Elderly: Pharmacokinetic studies in the elderly subjects (65-80 years) have shown a reduction in plasma clearance which correlated with age-associated reduction in CrCl and a smaller reduction in non-renal clearance. No dose adjustment is required in elderly patients with normal renal function or CrCl >50 mL/min (see Dosage & Administration).
Toxicology: Preclinical Safety Data: Animal studies indicate that meropenem is well tolerated by the kidney. In animal studies, meropenem has shown nephrotoxic effects only at high dose levels (500 mg/kg).
Meropenem is generally well tolerated by the central nervous system (CNS). Effects were seen only at very high doses of ≥2,000 mg/kg.
The IV LD50 of meropenem in rodents is >2,000 mg/kg. In repeat dose studies (up to 6 months duration), only minor effects were seen including a small decrease in red cell parameters and an increase in liver weight in dogs treated with doses of 500 mg/kg.
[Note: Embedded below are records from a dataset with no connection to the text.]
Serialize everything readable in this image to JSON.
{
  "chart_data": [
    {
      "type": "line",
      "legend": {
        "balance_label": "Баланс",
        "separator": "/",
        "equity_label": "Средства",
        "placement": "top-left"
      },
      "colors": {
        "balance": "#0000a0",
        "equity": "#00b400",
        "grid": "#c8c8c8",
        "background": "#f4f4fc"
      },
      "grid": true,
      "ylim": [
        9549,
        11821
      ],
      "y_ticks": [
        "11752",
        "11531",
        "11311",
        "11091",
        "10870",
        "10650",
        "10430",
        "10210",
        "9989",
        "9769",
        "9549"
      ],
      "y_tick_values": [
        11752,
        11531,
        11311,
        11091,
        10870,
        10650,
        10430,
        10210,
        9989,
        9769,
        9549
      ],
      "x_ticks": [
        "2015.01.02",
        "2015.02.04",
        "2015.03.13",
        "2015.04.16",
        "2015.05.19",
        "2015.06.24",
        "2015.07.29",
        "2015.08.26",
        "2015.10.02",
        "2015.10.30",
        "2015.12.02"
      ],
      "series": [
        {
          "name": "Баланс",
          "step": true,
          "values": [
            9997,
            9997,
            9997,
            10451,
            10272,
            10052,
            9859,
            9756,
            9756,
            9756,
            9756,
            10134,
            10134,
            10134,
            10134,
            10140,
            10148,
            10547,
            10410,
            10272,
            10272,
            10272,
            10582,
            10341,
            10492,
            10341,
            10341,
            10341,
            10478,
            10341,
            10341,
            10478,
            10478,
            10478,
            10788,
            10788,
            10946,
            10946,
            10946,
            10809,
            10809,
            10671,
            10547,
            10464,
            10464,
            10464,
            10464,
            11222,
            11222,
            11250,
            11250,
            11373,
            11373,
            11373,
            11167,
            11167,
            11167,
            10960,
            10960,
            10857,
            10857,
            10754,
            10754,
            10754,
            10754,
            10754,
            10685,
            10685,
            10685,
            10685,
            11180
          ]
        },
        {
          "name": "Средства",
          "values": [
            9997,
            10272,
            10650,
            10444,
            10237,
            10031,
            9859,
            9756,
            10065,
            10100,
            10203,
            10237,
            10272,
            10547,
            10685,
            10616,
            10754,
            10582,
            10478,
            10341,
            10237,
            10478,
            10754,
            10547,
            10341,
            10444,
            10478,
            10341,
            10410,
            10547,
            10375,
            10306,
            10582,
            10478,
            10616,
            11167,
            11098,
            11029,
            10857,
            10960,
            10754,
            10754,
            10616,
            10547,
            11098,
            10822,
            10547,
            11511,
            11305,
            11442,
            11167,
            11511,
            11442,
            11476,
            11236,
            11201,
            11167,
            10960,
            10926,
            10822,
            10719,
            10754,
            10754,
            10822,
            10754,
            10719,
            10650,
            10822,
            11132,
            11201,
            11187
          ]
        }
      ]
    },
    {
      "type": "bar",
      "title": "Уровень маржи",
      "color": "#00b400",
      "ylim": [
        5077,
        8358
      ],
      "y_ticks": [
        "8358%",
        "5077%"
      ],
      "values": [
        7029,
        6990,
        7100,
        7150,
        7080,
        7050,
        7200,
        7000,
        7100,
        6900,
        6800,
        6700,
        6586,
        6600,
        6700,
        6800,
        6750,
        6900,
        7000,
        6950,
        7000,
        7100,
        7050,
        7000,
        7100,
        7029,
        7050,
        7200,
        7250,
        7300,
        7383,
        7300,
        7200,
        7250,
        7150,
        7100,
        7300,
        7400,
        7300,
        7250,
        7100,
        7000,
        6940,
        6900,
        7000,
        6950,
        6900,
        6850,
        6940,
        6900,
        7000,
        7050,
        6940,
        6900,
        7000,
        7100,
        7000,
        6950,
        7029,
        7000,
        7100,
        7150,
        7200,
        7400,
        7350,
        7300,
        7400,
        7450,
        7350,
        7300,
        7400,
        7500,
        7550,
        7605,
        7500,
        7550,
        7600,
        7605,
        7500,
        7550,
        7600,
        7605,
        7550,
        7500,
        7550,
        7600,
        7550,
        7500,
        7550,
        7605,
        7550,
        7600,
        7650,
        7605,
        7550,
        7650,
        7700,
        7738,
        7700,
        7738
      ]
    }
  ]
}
There was no evidence of mutagenic potential in the 5 tests conducted and no evidence of reproductive and teratogenic toxicity in studies at the highest possible doses in rats and monkeys [the no-effect dose level of a (small) reduction in F1 body weight in rats was 120 mg/kg].
There was an increased incidence of abortions at 500 mg/kg in a preliminary study in monkeys.
There was no evidence of increased sensitivity to meropenem in juveniles compared to adult animals. The IV formulation was well tolerated in animal studies.
The sole metabolite of meropenem had a similar profile toxicity in animal studies.